As global cash shrinks, party may be over for Indian equities

Even as BofAML expects India's NSE Nifty 50 Index to end 2019 at 11,300 - a 4% gain for the year - it won't be a smooth ride

markets 2019, stock market
The brokerage said that domestic flows may not be enough to protect India from any global sell-off, especially in large-caps. It added that analysts’ estimates of a sharp earnings bounce-back doesn’t give a true picture of growth concerns
Ameya Karve | Bloomberg
Last Updated : Jan 09 2019 | 11:10 AM IST
The party’s over for Indian equities, with stocks headed for another tough year as a shrinking global cash pool dims prospects of an improving economy and expected recovery in company earnings boosting stocks, according to Bank of America Merrill Lynch.

“Imagine you are at a New Year party and happy to find out that there’s more room to dance but suddenly you realize that’s because everyone is leaving and the music has stopped,” Sanjay Mookim, BofAML’s India equity strategist, said at his office in Mumbai. “Indian equities are somewhat like that at the moment,” he said.
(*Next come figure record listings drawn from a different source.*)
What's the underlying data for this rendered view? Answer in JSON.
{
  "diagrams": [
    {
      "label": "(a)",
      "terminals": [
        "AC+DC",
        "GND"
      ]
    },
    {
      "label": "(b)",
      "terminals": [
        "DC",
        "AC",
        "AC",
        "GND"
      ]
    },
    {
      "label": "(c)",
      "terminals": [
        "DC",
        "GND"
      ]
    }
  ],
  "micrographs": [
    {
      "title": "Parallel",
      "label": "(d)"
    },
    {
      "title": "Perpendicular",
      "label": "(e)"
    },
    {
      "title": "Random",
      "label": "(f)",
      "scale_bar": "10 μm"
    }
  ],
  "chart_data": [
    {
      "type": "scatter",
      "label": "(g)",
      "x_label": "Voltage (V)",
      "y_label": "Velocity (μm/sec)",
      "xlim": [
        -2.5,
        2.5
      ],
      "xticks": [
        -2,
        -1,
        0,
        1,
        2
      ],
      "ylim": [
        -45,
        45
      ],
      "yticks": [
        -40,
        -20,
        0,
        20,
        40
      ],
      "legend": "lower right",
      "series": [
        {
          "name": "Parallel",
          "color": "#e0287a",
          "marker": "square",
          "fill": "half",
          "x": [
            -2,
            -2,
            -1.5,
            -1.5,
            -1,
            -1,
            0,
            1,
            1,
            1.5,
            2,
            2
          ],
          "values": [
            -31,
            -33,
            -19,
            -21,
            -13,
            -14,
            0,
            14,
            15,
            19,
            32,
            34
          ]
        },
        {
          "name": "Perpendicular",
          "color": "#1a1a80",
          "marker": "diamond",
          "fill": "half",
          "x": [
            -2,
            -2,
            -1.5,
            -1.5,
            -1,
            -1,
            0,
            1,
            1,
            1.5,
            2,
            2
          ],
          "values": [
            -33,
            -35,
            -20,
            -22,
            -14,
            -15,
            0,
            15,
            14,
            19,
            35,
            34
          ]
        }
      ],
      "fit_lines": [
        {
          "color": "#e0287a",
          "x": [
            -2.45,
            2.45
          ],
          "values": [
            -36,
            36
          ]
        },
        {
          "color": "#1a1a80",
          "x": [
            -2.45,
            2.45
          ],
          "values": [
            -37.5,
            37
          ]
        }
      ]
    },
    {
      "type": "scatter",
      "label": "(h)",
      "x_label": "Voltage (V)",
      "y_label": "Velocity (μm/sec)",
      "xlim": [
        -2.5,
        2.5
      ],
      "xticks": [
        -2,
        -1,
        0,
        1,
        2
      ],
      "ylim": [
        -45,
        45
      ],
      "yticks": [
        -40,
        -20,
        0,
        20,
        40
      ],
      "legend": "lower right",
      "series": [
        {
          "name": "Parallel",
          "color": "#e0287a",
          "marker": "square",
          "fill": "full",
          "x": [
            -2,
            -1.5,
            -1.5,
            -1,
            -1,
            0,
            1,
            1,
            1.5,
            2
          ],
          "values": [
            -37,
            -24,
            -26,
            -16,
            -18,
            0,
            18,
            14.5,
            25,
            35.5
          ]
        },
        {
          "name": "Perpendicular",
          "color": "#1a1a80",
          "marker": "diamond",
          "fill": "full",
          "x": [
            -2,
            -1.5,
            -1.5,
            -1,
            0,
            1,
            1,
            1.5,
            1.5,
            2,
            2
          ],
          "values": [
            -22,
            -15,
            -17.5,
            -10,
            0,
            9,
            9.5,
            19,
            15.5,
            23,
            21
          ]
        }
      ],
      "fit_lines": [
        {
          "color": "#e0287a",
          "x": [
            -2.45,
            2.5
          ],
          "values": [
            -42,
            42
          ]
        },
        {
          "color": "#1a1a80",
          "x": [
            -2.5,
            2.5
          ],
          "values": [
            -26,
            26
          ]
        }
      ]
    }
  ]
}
Still, purchasing by local funds made India the best-performing equity market in Asia last year, outperforming even the U.S. and the MSCI emerging markets index in local currency terms and leapfrogging Germany to become the seventh-largest in the world. The MSCI India Index trades at 17.2 times its estimated 12-month earnings, about 59 percent higher that the MSCI Emerging Markets Index.

“The expansion of multiples that has happened is not because the market has discovered growth, it has happened because of the lower cost of capital everywhere and that seven or eight year trajectory has turned,” Mookim said. Share prices have rallied far ahead of earnings estimates in the last few years and Mookim expects them to give up some of those gains as liquidity starts tightening.


Even as BofAML expects India’s NSE Nifty 50 Index to end 2019 at 11,300 -- a 4 percent gain for the year -- it won’t be a smooth ride. The key equity gauges may fall by “a double-digit percentage” in the first half, possibly triggered by political rhetoric preceding national elections expected around May, before stabilizing with the formation of a new government.

Mookim advises buying stocks such as consumer companies and farm-equipment makers and financiers that will gain from the government’s expected spending to boost rural incomes. He also prefers larger lenders as they are nearing the end of the bad-loan cycle and will report improved profits over the next few years. “If you have to be in India, banks are the only things that look okay; they are the only remaining standing opportunity in this market,” he said.